31 MART TAKTİĞİ Mİ, MAYIS PROGRAMI MI?

Açık ki son aylarda ortaya çıkan bu tablo, yeni bir duruma işaret ediyor. Siyasi ve ekonomik nedenler, Erdoğan’ı yeniden bir “Amerikan açılımı”na itmiş görünüyor. Bunun ne kadarının gönüllü ne kadarının zorunlu olduğu ayrıca tartışılır.

Kuşkusuz Türkiye’de her “Amerikan açılımı”, aynı zamanda “Kürt açılımı” ve “yeni anayasa açılımı” potansiyeli de taşır.

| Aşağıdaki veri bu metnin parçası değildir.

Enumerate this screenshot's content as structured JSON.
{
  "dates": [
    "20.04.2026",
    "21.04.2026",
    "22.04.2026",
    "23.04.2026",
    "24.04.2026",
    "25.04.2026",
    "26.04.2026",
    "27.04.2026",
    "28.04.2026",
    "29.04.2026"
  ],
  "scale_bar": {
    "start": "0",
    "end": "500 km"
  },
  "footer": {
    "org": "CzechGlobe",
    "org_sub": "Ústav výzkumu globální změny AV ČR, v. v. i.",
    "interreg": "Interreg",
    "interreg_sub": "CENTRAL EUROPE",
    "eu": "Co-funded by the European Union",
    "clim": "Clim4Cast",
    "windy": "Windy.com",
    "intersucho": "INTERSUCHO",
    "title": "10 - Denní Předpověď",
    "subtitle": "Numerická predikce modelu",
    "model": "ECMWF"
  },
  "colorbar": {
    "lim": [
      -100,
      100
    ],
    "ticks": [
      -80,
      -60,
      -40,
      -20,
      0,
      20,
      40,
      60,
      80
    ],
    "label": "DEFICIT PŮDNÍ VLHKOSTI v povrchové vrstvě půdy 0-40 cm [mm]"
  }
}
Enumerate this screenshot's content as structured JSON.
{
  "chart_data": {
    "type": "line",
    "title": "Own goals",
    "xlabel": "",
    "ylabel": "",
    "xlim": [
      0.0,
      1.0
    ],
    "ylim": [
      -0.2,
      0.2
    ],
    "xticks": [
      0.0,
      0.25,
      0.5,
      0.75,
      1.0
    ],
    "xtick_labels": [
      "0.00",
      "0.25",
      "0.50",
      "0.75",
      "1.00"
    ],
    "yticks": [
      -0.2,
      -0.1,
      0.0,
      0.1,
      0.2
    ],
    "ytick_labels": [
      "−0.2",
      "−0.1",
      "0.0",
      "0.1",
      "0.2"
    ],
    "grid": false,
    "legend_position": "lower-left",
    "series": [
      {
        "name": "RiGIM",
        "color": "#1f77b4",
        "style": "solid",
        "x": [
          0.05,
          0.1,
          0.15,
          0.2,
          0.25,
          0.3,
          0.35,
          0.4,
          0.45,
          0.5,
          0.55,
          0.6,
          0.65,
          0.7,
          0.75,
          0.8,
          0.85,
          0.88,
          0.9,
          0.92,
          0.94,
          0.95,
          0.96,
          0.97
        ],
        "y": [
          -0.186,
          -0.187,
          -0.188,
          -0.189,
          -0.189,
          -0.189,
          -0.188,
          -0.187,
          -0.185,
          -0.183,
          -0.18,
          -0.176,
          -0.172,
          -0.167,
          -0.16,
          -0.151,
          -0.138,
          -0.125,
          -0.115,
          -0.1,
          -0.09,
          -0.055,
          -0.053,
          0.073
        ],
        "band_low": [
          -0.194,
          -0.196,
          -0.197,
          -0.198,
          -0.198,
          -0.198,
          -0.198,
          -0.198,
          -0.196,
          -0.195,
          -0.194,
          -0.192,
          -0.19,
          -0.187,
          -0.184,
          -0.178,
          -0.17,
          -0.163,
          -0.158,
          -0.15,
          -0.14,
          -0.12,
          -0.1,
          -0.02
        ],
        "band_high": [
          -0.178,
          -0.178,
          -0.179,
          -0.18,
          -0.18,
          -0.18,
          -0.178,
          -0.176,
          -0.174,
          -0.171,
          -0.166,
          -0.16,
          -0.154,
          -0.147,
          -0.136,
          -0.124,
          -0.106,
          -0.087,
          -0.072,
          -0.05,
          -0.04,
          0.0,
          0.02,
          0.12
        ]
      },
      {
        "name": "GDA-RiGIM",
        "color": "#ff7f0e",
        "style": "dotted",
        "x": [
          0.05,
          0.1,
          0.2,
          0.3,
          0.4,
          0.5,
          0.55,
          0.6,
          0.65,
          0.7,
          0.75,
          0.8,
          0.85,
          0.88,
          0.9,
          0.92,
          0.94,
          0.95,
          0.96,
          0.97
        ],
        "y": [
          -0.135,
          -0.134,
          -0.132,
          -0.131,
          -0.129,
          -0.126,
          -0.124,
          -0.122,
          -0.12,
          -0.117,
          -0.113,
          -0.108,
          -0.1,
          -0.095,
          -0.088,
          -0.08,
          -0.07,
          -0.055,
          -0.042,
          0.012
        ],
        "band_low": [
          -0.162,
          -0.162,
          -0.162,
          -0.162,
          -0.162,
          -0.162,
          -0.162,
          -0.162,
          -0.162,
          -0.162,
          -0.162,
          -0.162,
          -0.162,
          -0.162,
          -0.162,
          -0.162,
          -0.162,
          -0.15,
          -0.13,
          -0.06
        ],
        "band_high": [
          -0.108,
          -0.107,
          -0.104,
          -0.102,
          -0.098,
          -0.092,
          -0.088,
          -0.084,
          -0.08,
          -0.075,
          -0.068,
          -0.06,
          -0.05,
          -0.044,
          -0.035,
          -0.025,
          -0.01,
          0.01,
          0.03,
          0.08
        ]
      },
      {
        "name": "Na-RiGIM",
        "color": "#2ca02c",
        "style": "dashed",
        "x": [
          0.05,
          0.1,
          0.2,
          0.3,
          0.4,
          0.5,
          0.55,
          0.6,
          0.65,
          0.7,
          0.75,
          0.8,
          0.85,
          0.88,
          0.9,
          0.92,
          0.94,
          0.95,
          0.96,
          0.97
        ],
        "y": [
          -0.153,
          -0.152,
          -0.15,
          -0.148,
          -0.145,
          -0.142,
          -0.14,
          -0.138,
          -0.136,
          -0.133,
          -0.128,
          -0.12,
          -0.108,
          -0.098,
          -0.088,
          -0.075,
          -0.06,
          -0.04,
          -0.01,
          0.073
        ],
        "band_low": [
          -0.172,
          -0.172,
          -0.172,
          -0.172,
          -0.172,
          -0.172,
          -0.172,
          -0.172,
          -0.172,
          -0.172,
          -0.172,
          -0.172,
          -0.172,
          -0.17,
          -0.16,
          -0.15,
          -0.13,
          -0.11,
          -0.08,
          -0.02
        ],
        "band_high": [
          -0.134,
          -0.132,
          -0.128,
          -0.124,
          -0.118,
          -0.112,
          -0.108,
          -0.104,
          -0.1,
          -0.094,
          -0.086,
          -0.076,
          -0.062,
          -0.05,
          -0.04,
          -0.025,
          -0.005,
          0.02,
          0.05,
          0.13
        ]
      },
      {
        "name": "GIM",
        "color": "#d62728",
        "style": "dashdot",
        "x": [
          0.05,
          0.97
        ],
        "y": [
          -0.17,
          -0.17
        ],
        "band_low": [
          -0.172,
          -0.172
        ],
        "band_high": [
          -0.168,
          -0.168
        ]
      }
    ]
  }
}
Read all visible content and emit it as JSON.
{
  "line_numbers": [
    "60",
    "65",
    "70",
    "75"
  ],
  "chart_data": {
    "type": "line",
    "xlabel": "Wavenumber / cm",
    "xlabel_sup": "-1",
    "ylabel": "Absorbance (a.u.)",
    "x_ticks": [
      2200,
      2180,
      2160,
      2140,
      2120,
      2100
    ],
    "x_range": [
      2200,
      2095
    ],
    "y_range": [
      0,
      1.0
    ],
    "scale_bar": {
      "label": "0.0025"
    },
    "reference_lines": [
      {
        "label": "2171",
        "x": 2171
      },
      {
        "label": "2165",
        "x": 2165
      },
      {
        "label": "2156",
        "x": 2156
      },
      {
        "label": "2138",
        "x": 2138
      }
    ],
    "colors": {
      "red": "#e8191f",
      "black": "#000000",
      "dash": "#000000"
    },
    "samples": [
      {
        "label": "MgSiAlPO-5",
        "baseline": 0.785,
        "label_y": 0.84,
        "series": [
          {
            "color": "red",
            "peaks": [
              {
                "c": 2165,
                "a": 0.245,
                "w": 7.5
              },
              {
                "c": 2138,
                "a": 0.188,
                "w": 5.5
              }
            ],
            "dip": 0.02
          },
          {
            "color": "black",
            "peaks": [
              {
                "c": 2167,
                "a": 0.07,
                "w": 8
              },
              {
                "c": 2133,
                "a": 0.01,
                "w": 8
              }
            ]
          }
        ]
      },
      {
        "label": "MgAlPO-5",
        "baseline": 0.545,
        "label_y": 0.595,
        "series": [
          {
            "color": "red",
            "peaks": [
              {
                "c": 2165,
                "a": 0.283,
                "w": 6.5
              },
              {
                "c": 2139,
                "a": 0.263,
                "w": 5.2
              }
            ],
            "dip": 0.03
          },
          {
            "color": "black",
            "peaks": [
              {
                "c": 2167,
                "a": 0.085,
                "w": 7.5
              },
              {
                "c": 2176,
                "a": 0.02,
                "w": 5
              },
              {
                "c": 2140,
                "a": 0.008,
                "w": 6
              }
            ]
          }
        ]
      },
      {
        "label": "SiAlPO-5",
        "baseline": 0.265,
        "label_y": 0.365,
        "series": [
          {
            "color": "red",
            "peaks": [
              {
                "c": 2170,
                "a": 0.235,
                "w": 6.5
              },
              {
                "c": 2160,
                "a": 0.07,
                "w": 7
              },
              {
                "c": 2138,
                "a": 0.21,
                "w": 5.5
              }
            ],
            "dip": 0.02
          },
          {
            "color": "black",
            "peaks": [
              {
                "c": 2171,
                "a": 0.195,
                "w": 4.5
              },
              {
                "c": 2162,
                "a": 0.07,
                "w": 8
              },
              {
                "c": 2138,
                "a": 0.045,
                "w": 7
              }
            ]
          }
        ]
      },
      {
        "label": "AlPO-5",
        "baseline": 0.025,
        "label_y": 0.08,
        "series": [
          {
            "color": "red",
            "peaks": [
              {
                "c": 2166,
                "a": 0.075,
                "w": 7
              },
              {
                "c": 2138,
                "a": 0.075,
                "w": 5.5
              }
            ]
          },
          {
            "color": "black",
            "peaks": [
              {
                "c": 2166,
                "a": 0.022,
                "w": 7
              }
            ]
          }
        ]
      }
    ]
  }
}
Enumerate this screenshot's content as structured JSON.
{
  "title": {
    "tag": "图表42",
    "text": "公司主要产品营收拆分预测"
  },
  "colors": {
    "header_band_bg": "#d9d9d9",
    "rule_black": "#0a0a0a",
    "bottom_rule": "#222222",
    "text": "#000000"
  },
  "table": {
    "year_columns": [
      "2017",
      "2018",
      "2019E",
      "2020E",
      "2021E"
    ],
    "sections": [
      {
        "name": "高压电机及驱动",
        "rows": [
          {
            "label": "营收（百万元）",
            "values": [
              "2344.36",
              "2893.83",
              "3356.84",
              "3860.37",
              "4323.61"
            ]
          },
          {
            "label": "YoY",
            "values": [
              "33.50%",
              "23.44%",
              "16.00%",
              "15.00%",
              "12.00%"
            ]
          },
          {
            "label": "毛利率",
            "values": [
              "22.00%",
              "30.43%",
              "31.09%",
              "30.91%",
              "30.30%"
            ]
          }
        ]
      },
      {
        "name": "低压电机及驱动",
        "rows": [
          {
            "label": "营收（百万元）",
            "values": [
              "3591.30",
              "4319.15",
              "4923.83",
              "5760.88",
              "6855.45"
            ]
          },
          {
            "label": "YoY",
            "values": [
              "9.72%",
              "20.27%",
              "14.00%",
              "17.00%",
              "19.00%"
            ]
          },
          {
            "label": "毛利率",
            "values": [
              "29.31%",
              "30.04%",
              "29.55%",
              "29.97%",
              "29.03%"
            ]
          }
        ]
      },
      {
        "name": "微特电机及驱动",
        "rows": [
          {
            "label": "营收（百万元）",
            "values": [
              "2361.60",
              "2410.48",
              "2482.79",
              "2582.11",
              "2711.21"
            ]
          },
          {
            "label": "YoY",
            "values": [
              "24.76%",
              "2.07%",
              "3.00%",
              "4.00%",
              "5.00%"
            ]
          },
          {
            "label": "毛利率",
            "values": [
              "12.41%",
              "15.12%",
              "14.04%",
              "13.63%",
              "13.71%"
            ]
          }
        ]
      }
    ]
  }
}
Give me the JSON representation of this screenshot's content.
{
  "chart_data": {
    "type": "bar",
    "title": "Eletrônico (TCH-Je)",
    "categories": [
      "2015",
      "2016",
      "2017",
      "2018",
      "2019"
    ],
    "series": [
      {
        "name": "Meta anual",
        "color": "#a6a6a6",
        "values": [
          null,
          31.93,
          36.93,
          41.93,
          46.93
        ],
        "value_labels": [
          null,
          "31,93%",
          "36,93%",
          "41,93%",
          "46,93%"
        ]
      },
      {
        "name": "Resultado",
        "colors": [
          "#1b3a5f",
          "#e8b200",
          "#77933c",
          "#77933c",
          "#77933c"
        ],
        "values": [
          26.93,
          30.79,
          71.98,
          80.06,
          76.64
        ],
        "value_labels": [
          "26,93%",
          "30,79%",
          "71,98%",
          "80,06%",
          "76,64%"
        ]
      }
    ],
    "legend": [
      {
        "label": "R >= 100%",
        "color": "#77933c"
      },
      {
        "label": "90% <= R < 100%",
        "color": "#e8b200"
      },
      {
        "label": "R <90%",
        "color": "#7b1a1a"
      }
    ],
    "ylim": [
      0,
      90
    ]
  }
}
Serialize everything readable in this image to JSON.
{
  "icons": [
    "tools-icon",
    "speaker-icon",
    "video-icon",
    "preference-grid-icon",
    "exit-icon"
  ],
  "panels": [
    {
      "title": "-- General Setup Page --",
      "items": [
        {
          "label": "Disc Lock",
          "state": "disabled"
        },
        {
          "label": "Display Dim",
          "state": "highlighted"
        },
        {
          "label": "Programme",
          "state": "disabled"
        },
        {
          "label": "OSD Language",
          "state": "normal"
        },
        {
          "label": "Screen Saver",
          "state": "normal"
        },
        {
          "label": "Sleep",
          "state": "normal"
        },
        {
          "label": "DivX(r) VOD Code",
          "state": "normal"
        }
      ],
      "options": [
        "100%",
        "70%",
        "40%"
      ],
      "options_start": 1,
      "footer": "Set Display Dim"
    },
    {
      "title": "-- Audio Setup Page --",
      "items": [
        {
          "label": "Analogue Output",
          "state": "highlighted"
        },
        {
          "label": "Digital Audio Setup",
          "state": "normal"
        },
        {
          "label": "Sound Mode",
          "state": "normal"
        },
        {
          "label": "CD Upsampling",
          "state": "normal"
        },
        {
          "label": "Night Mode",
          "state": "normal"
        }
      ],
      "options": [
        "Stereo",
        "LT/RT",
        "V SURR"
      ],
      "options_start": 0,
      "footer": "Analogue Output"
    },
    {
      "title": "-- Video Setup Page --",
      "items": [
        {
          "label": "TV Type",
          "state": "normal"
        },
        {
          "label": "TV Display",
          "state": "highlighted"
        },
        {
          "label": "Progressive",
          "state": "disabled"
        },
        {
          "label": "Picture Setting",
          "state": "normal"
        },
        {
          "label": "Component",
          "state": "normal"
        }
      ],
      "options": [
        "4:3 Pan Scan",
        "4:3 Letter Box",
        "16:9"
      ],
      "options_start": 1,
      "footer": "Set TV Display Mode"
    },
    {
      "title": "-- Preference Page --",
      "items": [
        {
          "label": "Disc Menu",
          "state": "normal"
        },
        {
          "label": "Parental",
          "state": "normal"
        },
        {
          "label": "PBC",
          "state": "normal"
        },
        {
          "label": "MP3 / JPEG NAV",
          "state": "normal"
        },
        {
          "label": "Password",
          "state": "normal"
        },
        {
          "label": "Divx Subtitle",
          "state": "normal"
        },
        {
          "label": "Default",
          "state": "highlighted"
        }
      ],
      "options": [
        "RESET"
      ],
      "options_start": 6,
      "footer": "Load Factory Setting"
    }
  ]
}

Baksanıza, Erdoğan daha dün oy veren kitlesini bile hedef aldığı DEM Parti’nin yönetimine bugün “Parti yönetimi ülkeye ve kendi tabanına siyasi irade sahibi olduğunu ispatlamalı” çağrısı yapıyor; TBMM Başkanı Numan Kurtulmuş “yeni anayasa” için hazırlıklara başlıyor.

Peki Erdoğan ve Kurtulmuş’un hamleleri 31 Mart seçim taktiği mi, yoksa “mayıs programı”nın adımları mı? Göreceğiz.